Nielsen ponders how we – we being humankind – seem not to learn from history. “Sometimes I ask my parents – they were alive in the late '60s which was also a ridiculously crazy time, with various presidents. Unfortunately it seems that history is repeating itself with these different characters. Which is what they’re getting to on Game Of Thrones as well!,” he laughs again. 

Nielsen is very happy to be taking a break from the craziness of modern-day America to come to the relative calm of Australia for a tour in mid-July. Still, he's aware of the high turnover of PMs in Australia since 2010. “Are you guys going to have a new Prime Minister by the time we get there?” he jokes. 

“You put out a record and you give up control of everything."

It's been almost six years since Senses Fail last toured Australia. Nielsen draws a parallel between the band's approach to scheduling international tours, and the way he's bringing up his young daughter.

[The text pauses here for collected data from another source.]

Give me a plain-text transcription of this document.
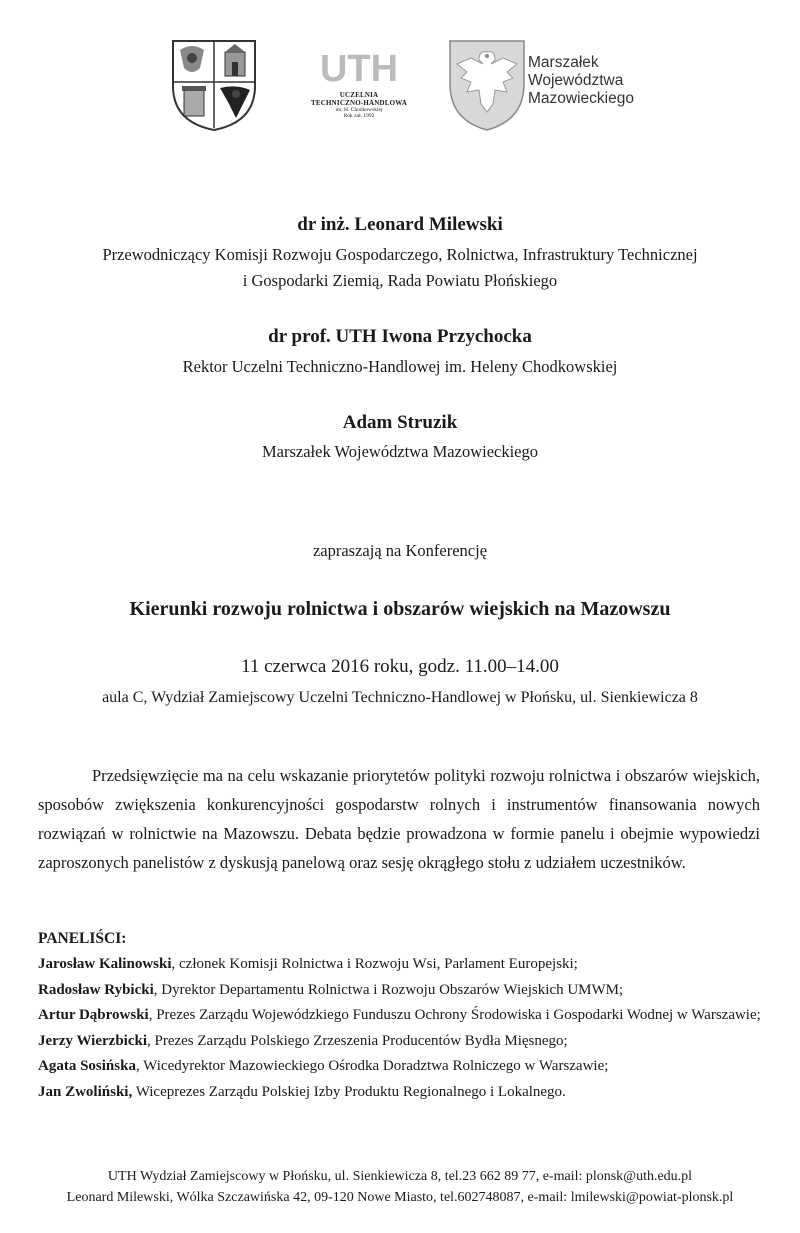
UTH
UCZELNIA
TECHNICZNO-HANDLOWA
im. H. Chodkowskiej
Rok zał. 1992
Marszałek
Województwa
Mazowieckiego
dr inż. Leonard Milewski
Przewodniczący Komisji Rozwoju Gospodarczego, Rolnictwa, Infrastruktury Technicznej
i Gospodarki Ziemią, Rada Powiatu Płońskiego
dr prof. UTH Iwona Przychocka
Rektor Uczelni Techniczno-Handlowej im. Heleny Chodkowskiej
Adam Struzik
Marszałek Województwa Mazowieckiego
zapraszają na Konferencję
Kierunki rozwoju rolnictwa i obszarów wiejskich na Mazowszu
11 czerwca 2016 roku, godz. 11.00–14.00
aula C, Wydział Zamiejscowy Uczelni Techniczno-Handlowej w Płońsku, ul. Sienkiewicza 8
Przedsięwzięcie ma na celu wskazanie priorytetów polityki rozwoju rolnictwa i obszarów wiejskich, sposobów zwiększenia konkurencyjności gospodarstw rolnych i instrumentów finansowania nowych rozwiązań w rolnictwie na Mazowszu. Debata będzie prowadzona w formie panelu i obejmie wypowiedzi zaproszonych panelistów z dyskusją panelową oraz sesję okrągłego stołu z udziałem uczestników.
PANELIŚCI:
Jarosław Kalinowski, członek Komisji Rolnictwa i Rozwoju Wsi, Parlament Europejski;
Radosław Rybicki, Dyrektor Departamentu Rolnictwa i Rozwoju Obszarów Wiejskich UMWM;
Artur Dąbrowski, Prezes Zarządu Wojewódzkiego Funduszu Ochrony Środowiska i Gospodarki Wodnej w Warszawie;
Jerzy Wierzbicki, Prezes Zarządu Polskiego Zrzeszenia Producentów Bydła Mięsnego;
Agata Sosińska, Wicedyrektor Mazowieckiego Ośrodka Doradztwa Rolniczego w Warszawie;
Jan Zwoliński, Wiceprezes Zarządu Polskiej Izby Produktu Regionalnego i Lokalnego.
UTH Wydział Zamiejscowy w Płońsku, ul. Sienkiewicza 8, tel.23 662 89 77, e-mail: plonsk@uth.edu.pl
Leonard Milewski, Wólka Szczawińska 42, 09-120 Nowe Miasto, tel.602748087, e-mail: lmilewski@powiat-plonsk.pl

“Hopefully by withholding it for a while it makes people super keen to see us, like when I don’t give my daughter what she wants right away, she gets super fired up when I finally do. It’s a method I’m using in my parenting that I’m now using for…” he hesitates.

For an entire country? “Yeah, well, if you put it like that!”

There is method to the madness, however. “We don’t want a country like Australia to become oversaturated,” he explains. “Firstly for the amount of people there, there are really only five big places you can play, and how much it costs – it’s not cheap to go to a show of an international band – so you really have to space out your timing. Or you’re asking your fans to come and pay $65 to come and see you twice a year, it’s too much.”

Coming up towards the 20-year mark as a band, Senses Fail are experiencing a truly golden period in their career: “I will look back and remember this time in the band’s career as a very fond, successful and happy time,” Nielsen enthuses.

“You just never know what’s going to happen,” he continues. “You put out a record and you give up control of everything. All your control is in the making of it, and then you put it out into the world and hope that people love it. And that’s exactly what happened with the last record, so you really can’t ask for anything more than that.

“I’ve got my daughter now – life is good at the moment.”